Population health needs archivists and curators who can help assemble data across these dimensions. Just as important, we need to track these data across time and place. Neighborhoods, after all, change. People move, for example, and businesses open and close. Indeed, a whole range of variables pertinent to population health may be in motion. If we don’t capture such data, and develop and maintain the tools to analyze it, we won’t be able to understand fully the relationship between such events, and their impact on population health.

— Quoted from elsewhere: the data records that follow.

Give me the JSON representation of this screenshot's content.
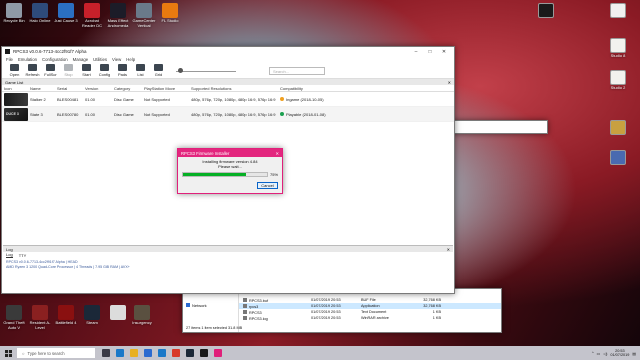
{
  "desktop": {
    "icons_left": [
      {
        "label": "Recycle Bin",
        "color": "#8f9aa6"
      },
      {
        "label": "Halo Online",
        "color": "#2e4b7a"
      },
      {
        "label": "Just Cause 3",
        "color": "#2b6fc2"
      },
      {
        "label": "Acrobat Reader DC",
        "color": "#c8202a"
      },
      {
        "label": "Mass Effect Andromeda",
        "color": "#1c1c28"
      },
      {
        "label": "GameCenter Vertical",
        "color": "#6a7a8a"
      },
      {
        "label": "FL Studio",
        "color": "#e87a10"
      }
    ],
    "icons_bottom": [
      {
        "label": "Grand Theft Auto V",
        "color": "#3a3a3a"
      },
      {
        "label": "Resident A-Level",
        "color": "#8a2020"
      },
      {
        "label": "Battlefield 4",
        "color": "#8a1010"
      },
      {
        "label": "Steam",
        "color": "#1b2838"
      },
      {
        "label": "",
        "color": "#dcdcdc"
      },
      {
        "label": "Insurgency",
        "color": "#5a5040"
      }
    ],
    "icons_right": [
      {
        "label": "",
        "color": "#1a1a1a"
      },
      {
        "label": "",
        "color": "#f0f0f0"
      },
      {
        "label": "Studio 8",
        "color": "#f2f2ee"
      },
      {
        "label": "Studio 2",
        "color": "#f2f2ee"
      },
      {
        "label": "",
        "color": "#c8a040"
      },
      {
        "label": "",
        "color": "#4a6ab0"
      }
    ]
  },
  "rpcs3": {
    "title": "RPCS3 v0.0.6-7713-4cc2f91f7 Alpha",
    "menu": [
      "File",
      "Emulation",
      "Configuration",
      "Manage",
      "Utilities",
      "View",
      "Help"
    ],
    "toolbar": [
      {
        "label": "Open",
        "enabled": true
      },
      {
        "label": "Refresh",
        "enabled": true
      },
      {
        "label": "FullScr",
        "enabled": true
      },
      {
        "label": "Stop",
        "enabled": false
      },
      {
        "label": "Start",
        "enabled": true
      },
      {
        "label": "Config",
        "enabled": true
      },
      {
        "label": "Pads",
        "enabled": true
      },
      {
        "label": "List",
        "enabled": true
      },
      {
        "label": "Grid",
        "enabled": true
      }
    ],
    "search_placeholder": "Search...",
    "game_list_label": "Game List",
    "columns": [
      "Icon",
      "Name",
      "Serial",
      "Version",
      "Category",
      "PlayStation Move",
      "Supported Resolutions",
      "Compatibility"
    ],
    "games": [
      {
        "thumb": "s2",
        "name": "Stalker 2",
        "serial": "BLES00481",
        "version": "01.00",
        "category": "Disc Game",
        "move": "Not Supported",
        "resolutions": "480p, 576p, 720p, 1080p, 480p 16:9, 576p 16:9",
        "compat": "Ingame (2018-10-05)",
        "compat_color": "#f0a020"
      },
      {
        "thumb": "s3",
        "name": "State 3",
        "serial": "BLES00780",
        "version": "01.00",
        "category": "Disc Game",
        "move": "Not Supported",
        "resolutions": "480p, 576p, 720p, 1080p, 480p 16:9, 576p 16:9",
        "compat": "Playable (2018-01-08)",
        "compat_color": "#1ca050"
      }
    ],
    "log_label": "Log",
    "log_tabs": [
      "Log",
      "TTY"
    ],
    "log_lines": [
      "RPCS3 v0.0.6-7713-4cc2f91f7 Alpha | HEAD",
      "AMD Ryzen 3 1200 Quad-Core Processor | 4 Threads | 7.95 GiB RAM | AVX+"
    ]
  },
  "dialog": {
    "title": "RPCS3 Firmware Installer",
    "message_1": "Installing firmware version 4.84",
    "message_2": "Please wait...",
    "progress": 0.75,
    "progress_label": "75%",
    "cancel": "Cancel"
  },
  "explorer": {
    "nav": [
      "Network"
    ],
    "files": [
      {
        "name": "RPCS3.buf",
        "date": "01/07/2019 20:53",
        "type": "BUF File",
        "size": "32,768 KB"
      },
      {
        "name": "rpcs3",
        "date": "01/07/2019 20:53",
        "type": "Application",
        "size": "32,768 KB"
      },
      {
        "name": "RPCS3",
        "date": "01/07/2019 20:53",
        "type": "Text Document",
        "size": "1 KB"
      },
      {
        "name": "RPCS3.log",
        "date": "01/07/2019 20:53",
        "type": "WinRAR archive",
        "size": "1 KB"
      }
    ],
    "status": "27 items      1 item selected  31.8 MB"
  },
  "taskbar": {
    "search_placeholder": "Type here to search",
    "apps": [
      {
        "name": "task-view",
        "color": "#3a3a46"
      },
      {
        "name": "edge",
        "color": "#1a78c8"
      },
      {
        "name": "file-explorer",
        "color": "#e8b020"
      },
      {
        "name": "store",
        "color": "#2a6ad0"
      },
      {
        "name": "mail",
        "color": "#1a78c8"
      },
      {
        "name": "chrome",
        "color": "#d83a2a"
      },
      {
        "name": "steam",
        "color": "#1b2838"
      },
      {
        "name": "rpcs3",
        "color": "#1a1a1a"
      },
      {
        "name": "app-pink",
        "color": "#e0207a"
      }
    ],
    "time": "20:53",
    "date": "01/07/2019"
  }
}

Still, population health must not get lost in big data; we must also focus on tiny data obtained from ethnographers and qualitative researchers. Without the analyses of these data, we risk misunderstanding the everyday context of the populations we study. Without such knowledge, we can waste valuable resources designing interventions that target the wrong audience.
After spending much of my career quantitatively analyzing aggregated datasets to study neighborhood inequality and obesity, I learned qualitative methods during my two years as a Heath & Society Scholar. This summer I am launching a project to use these skills to discover how the everyday lives of residents enable or constrain their decisions about how they procure, prepare and consume food. Recent research on the influence "food deserts" have on obesity has been conflicting, so such information is key to being able to know what might lead to differences in obesity rates.
The Robert Wood Johnson Foundation's efforts enabled much of population health's progress on these topics. But, we cannot rest on our laurels. As a population health community, in order to meet the emerging needs of population health research, we must advocate for resources not traditionally funded by National Institutes of Health.
First, we must find money not only to link, but to maintain, integrated datasets that link people geographically and over time. Such work does not always fit tidily within the investigator-initiated model of funding individual projects. It will require ongoing funding for infrastructure—especially personnel to help researchers link data from discrete datasets and to help them navigate the intricacies of data use agreements. It will also require a new level of trust among institutions and researchers unaccustomed to sharing data.
Second, we need strategic investment in quality qualitative research, the kind that does not always fit the traditional model of Study Aims. The best of such research leads to important discoveries that result from following paths unexpected at the outset. This type of research is relatively inexpensive, especially compared to clinical trials and population-level studies. Additionally, we must encourage NIH to be more proactive soliciting proposals from qualitative researchers and working with qualitative researchers to help them successfully apply for funding opportunities that already exist.
The RWJF Health & Society Scholars program, and RWJF as a whole, has been a leader in population health, and I hope through our continued efforts we can continue to push population health to better understand the influences, both big and small, on the health of the population.